— Ну, с которого ты меня в санбат тащил, — радостно поясняет он. — Резануло меня тогда осколком, на всю жизнь метка. — Он проводит рукой по шраму, будто гладит. — Ив ногу вот тоже.
Я понимаю — ошибся. Не он!
Наверное, мое лицо говорит ему больше, чем слова, и улыбка на его губах медленно, нехотя гаснет. Догадливым упавшим голосом, но все еще надеясь на чудо, мужчина спрашивает:
— Ты чего?
Я молчу.
— Бывает, браток, — тихо говорит он, понимая все, и меркнет, горбится. Теперь хорошо заметно, что он старше меня.
— Бывает, — киваю я, и чувствую утрату, и опять слышу знакомую боль в груди.
И мы возвращаемся из тех далеких лет сюда, в эту жизнь, на этот перрон, поняв, что, едва найдя друг друга, тут же потеряли. И хотя стоим еще рядом, но то давнее время вдруг уходит из нас, и мы оказываемся в этой красиво одетой, шумной, возбужденной и совершенно равнодушной к нам толпе.
— Ты уж прости, — глухо говорит он. Вздрагивающими пальцами пытается вытащить из пачки сигарету и все никак не может достать ее.
— За что? — На сердце у меня тоскливо и пусто. Я опять вспоминаю, зачем еду в Москву.
— В заблужденье ввел, — извиняясь, пожимает мужчина плечами. — Не знаешь — жив он, нет?
— Не знаю.
Тогда, перед отправкой на фронт, я забежал в госпиталь, но меня не пустили к Вальке, сказали — нельзя, сказали — он в тяжелом состоянии.
— Вот и я тоже не знаю, — вздыхает он. — Наверно, и вправду погиб, как сказали тогда. Мы хутор брали, он меня в санбат притащил. Без памяти я был. А на другой день опять мясорубка началась, полегло ребя-ят… — с неизбывной тоской говорит он. — А ты того парня где?
— На Байкале.
— На Забайкальском, что ль?
На Забайкальском фронте я не был. На той малой, всего месячной войне с Японией мне не довелось быть.

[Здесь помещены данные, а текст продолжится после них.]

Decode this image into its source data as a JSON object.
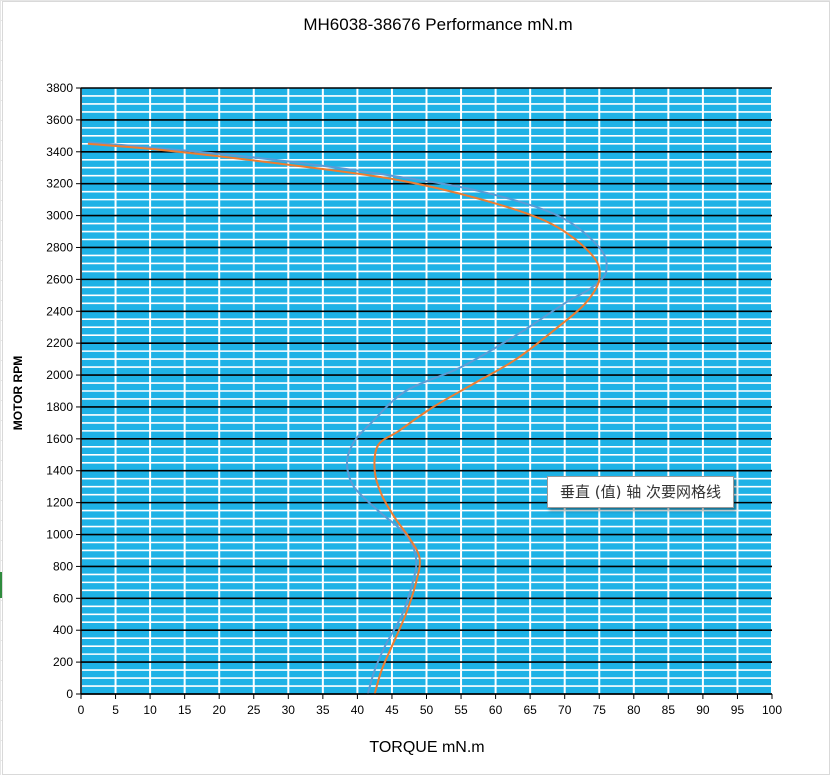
{
  "chart_data": {
    "type": "line",
    "title": "MH6038-38676   Performance mN.m",
    "xlabel": "TORQUE mN.m",
    "ylabel": "MOTOR RPM",
    "xlim": [
      0,
      100
    ],
    "ylim": [
      0,
      3800
    ],
    "x_ticks": [
      0,
      5,
      10,
      15,
      20,
      25,
      30,
      35,
      40,
      45,
      50,
      55,
      60,
      65,
      70,
      75,
      80,
      85,
      90,
      95,
      100
    ],
    "y_ticks": [
      0,
      200,
      400,
      600,
      800,
      1000,
      1200,
      1400,
      1600,
      1800,
      2000,
      2200,
      2400,
      2600,
      2800,
      3000,
      3200,
      3400,
      3600,
      3800
    ],
    "grid": true,
    "plot_background": "#1eb2e6",
    "gridline_colors": {
      "major_horizontal": "#000000",
      "minor_horizontal": "#ffffff",
      "vertical": "#ffffff"
    },
    "legend": "none",
    "series": [
      {
        "color": "#5b9bd5",
        "points": [
          [
            41.5,
            0
          ],
          [
            42.5,
            150
          ],
          [
            44,
            300
          ],
          [
            46.5,
            500
          ],
          [
            48,
            700
          ],
          [
            48.5,
            850
          ],
          [
            47,
            1000
          ],
          [
            43,
            1150
          ],
          [
            39.5,
            1300
          ],
          [
            38.5,
            1450
          ],
          [
            39.5,
            1580
          ],
          [
            42,
            1700
          ],
          [
            47,
            1900
          ],
          [
            55,
            2050
          ],
          [
            63,
            2250
          ],
          [
            70,
            2450
          ],
          [
            74,
            2550
          ],
          [
            76,
            2650
          ],
          [
            75,
            2800
          ],
          [
            69,
            3000
          ],
          [
            58,
            3150
          ],
          [
            45,
            3250
          ],
          [
            28,
            3350
          ],
          [
            12,
            3420
          ],
          [
            1,
            3460
          ]
        ]
      },
      {
        "color": "#ed7d31",
        "points": [
          [
            42.5,
            0
          ],
          [
            43.5,
            150
          ],
          [
            45,
            300
          ],
          [
            47,
            500
          ],
          [
            48.5,
            700
          ],
          [
            49,
            850
          ],
          [
            47.5,
            980
          ],
          [
            45.5,
            1100
          ],
          [
            43.5,
            1250
          ],
          [
            42.5,
            1400
          ],
          [
            43,
            1560
          ],
          [
            46,
            1650
          ],
          [
            51,
            1800
          ],
          [
            57,
            1950
          ],
          [
            63,
            2100
          ],
          [
            69,
            2300
          ],
          [
            73,
            2450
          ],
          [
            75,
            2600
          ],
          [
            74,
            2750
          ],
          [
            68,
            2950
          ],
          [
            58,
            3100
          ],
          [
            45,
            3230
          ],
          [
            28,
            3330
          ],
          [
            12,
            3410
          ],
          [
            1,
            3450
          ]
        ]
      }
    ]
  },
  "tooltip": {
    "text": "垂直 (值) 轴 次要网格线"
  }
}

— Нет, это раньше, — отвечаю я. — В сорок третьем. Дезертир ножом его ударил.
Я не стал рассказывать, что на другой же день, как привез умирающего Вальку в Слюдянку, отбыла наша команда на фронт, и я потерял след друга.
— Садитесь, гражданин! — слышится требовательный голос проводницы.
Я и не заметил, как поезд тронулся.
Мы неловко, в едином братском порыве торопливо обнимаемся, и у меня больно обрывается сердце, будто вновь теряю я друга.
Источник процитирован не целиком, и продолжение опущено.